Macroscopic Dominance from Microscopic Extremes: Symmetry Breaking in Spatial Competition
Department of Mathematics, Florida State University | Department of Mathematics and Statistics, Cleveland State University | Institute of Molecular Biophysics, Florida State University
30秒速读
IN SHORT: This paper addresses the fundamental question of how microscopic stochastic advantages in spatial exploration translate into macroscopic resource dominance, revealing that initial discovery and final monopolization are governed by distinct physical mechanisms.
核心创新
- Methodology Introduces a dimensionless scaling parameter χ = (N₂/N₁)8^(d₁-d₂) that completely determines competitive symmetry, showing that a linear spatial disadvantage requires an exponential population advantage to overcome.
- Theory Demonstrates that extreme first-passage statistics govern initial discovery, while non-reciprocal interaction bias (β) controls the sharpness of the competitive phase transition and stability of the absorbing state.
- Biology Reveals a strict hierarchy of symmetry-breaking factors: proximity to resource > population size > interaction bias, with β being necessary but not sufficient for dominance.
主要结论
- Proximity imparts the strongest competitive advantage: a colony with distance d₁ < d₂ requires N₂/N₁ ~ 8^(d₂-d₁) ants to compensate (Equation 3).
- The interaction bias β acts as a phase transition tuner: for β → 0, outcomes remain probabilistic; for large β, the symmetry-breaking boundary sharpens into a step function (Figure 3).
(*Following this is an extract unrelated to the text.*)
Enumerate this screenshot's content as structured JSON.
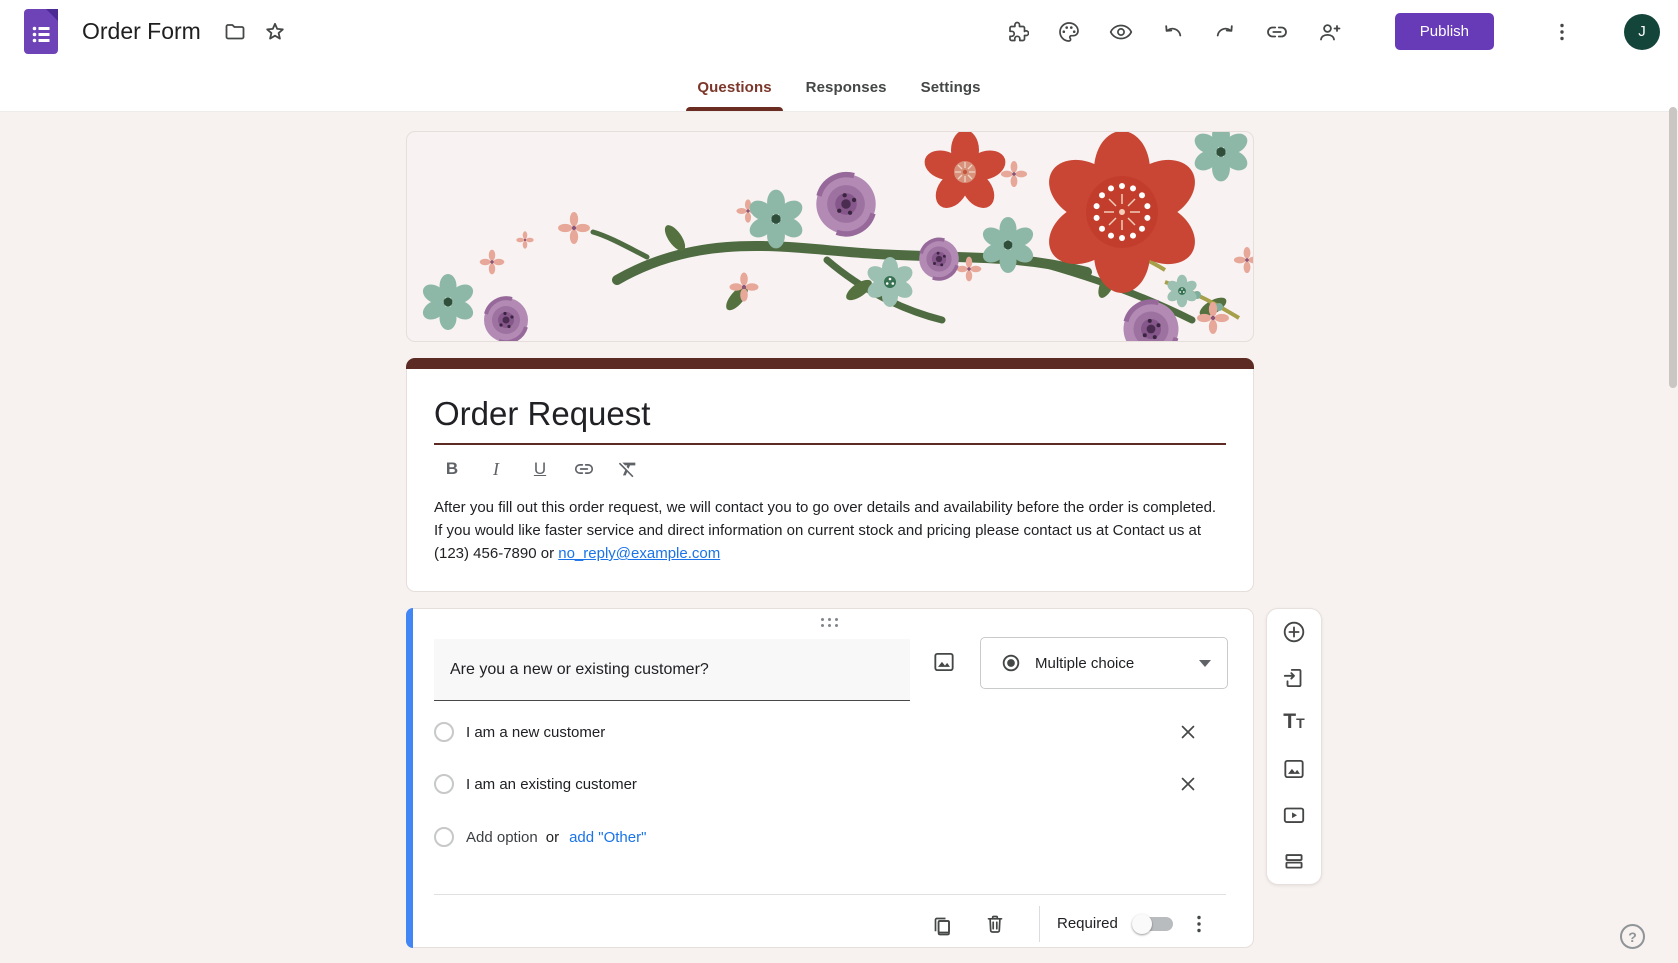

- Discovery and monopolization are decoupled: extreme first-passage statistics govern initial finding (⟨T_i⟩ = d_i + (1-p_i)^(N_i)), while β strictly controls stability of the absorbing state.
摘要: How do competing populations convert a spatial advantage into macroscopic dominance? We introduce a stochastic model for resource competition that decouples the transient discovery phase from monopolization. Initial symmetry breaking is governed by extreme value statistics of first-passage times: a linear spatial disadvantage requires an exponentially larger population to overcome. However, transient superiority cannot stabilize dominance. A non-reciprocal interaction bias is strictly necessary to arrest local fluctuations and drive the system into a robust absorbing state.